BTG Pactual reitera recomendação de compra para ações da Vale, citando desconto sobre concorrentes e forte geração de caixa, apesar de desafios recentes nos custos.

BTG Pactual reforça compra de ações da Vale com desconto

Analistas do BTG Pactual reiteraram a recomendação de compra para as ações da Vale, destacando que os papéis da mineradora estão sendo negociados com um desconto significativo em relação às grandes empresas do setor global. A avaliação é que a companhia demonstra capacidade de gerar um fluxo de caixa livre equivalente a cerca de 9% do seu valor de mercado, considerado um patamar atrativo.

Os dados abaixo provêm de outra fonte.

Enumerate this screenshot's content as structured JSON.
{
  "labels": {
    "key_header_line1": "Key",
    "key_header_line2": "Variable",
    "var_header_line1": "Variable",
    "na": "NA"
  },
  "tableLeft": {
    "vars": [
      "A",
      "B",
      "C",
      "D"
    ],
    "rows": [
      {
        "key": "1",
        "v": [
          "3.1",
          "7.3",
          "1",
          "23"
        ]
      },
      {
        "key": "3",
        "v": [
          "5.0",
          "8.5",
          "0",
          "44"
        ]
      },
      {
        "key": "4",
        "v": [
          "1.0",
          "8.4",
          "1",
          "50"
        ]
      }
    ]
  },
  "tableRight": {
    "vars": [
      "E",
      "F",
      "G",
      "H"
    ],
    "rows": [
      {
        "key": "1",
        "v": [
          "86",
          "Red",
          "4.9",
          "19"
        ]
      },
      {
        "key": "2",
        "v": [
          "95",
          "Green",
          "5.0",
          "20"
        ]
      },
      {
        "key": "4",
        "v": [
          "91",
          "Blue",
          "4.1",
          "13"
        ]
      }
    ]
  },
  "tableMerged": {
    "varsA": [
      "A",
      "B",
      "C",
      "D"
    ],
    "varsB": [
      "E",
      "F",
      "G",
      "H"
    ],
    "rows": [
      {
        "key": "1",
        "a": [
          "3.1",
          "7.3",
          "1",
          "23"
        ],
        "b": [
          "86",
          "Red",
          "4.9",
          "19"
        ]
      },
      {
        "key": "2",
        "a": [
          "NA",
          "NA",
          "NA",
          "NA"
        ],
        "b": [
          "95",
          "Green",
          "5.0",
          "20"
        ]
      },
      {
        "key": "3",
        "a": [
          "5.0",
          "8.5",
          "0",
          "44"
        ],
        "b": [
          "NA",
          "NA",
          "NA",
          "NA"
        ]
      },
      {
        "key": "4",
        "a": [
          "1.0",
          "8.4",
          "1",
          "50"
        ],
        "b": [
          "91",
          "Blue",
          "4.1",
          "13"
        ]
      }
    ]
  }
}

Mesmo diante das condições atuais do mercado à vista (spot), a equipe de análise do banco, liderada por Leonardo Correa, considera que a Vale apresenta um valuation "barato". Os papéis são negociados com um múltiplo EV/Ebitda estimado para 2026 em torno de 4,2 a 4,3 vezes, o que representa um desconto de 25% a 30% quando comparado às gigantes mineradoras australianas diversificadas.

Considerando os preços atuais das commodities e a taxa de câmbio, as projeções indicam que a Vale pode continuar gerando um fluxo de caixa livre robusto. Esse nível de geração de caixa é visto como um ponto positivo e um indicativo de bom retorno para os investidores.

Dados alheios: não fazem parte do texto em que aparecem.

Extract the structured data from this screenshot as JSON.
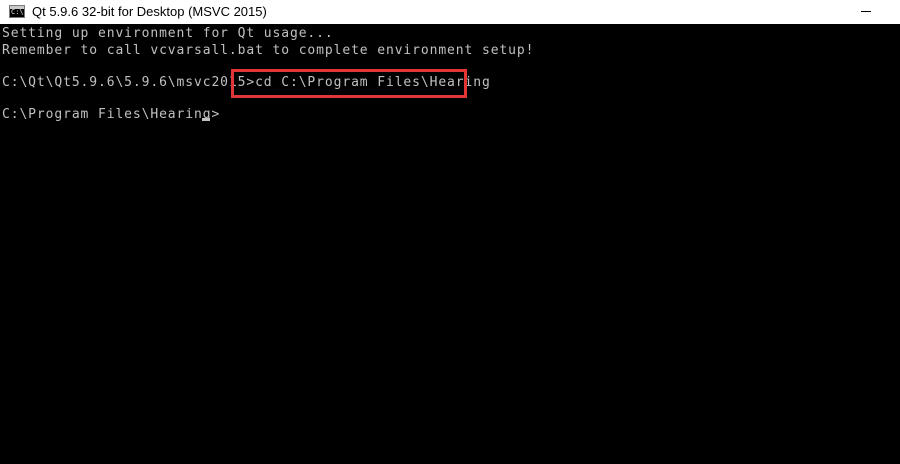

Os analistas reconhecem que algumas premissas operacionais importantes sofreram deterioração nos últimos meses. Um dos pontos de atenção é o aumento dos custos caixa C1 do minério de ferro, atribuído a uma combinação de fatores operacionais temporários e inflação de custos. No entanto, as revisões nas estimativas de resultados foram consideradas relativamente limitadas.

Isso se deve ao fato de que os preços do minério de ferro, cobre e níquel permanecem, em linhas gerais, alinhados às expectativas divulgadas anteriormente pelo BTG. Diante deste cenário, a recomendação de compra para os papéis da Vale foi mantida.

Na quinta-feira (9), por volta das 15h15, as ações da Vale apresentavam uma leve alta de 0,32%, cotadas a R$ 72,93. Apesar desse movimento pontual, os papéis acumulam uma queda de mais de 6% somente em julho, seguindo uma tendência de declínio de quase 6% registrada em junho.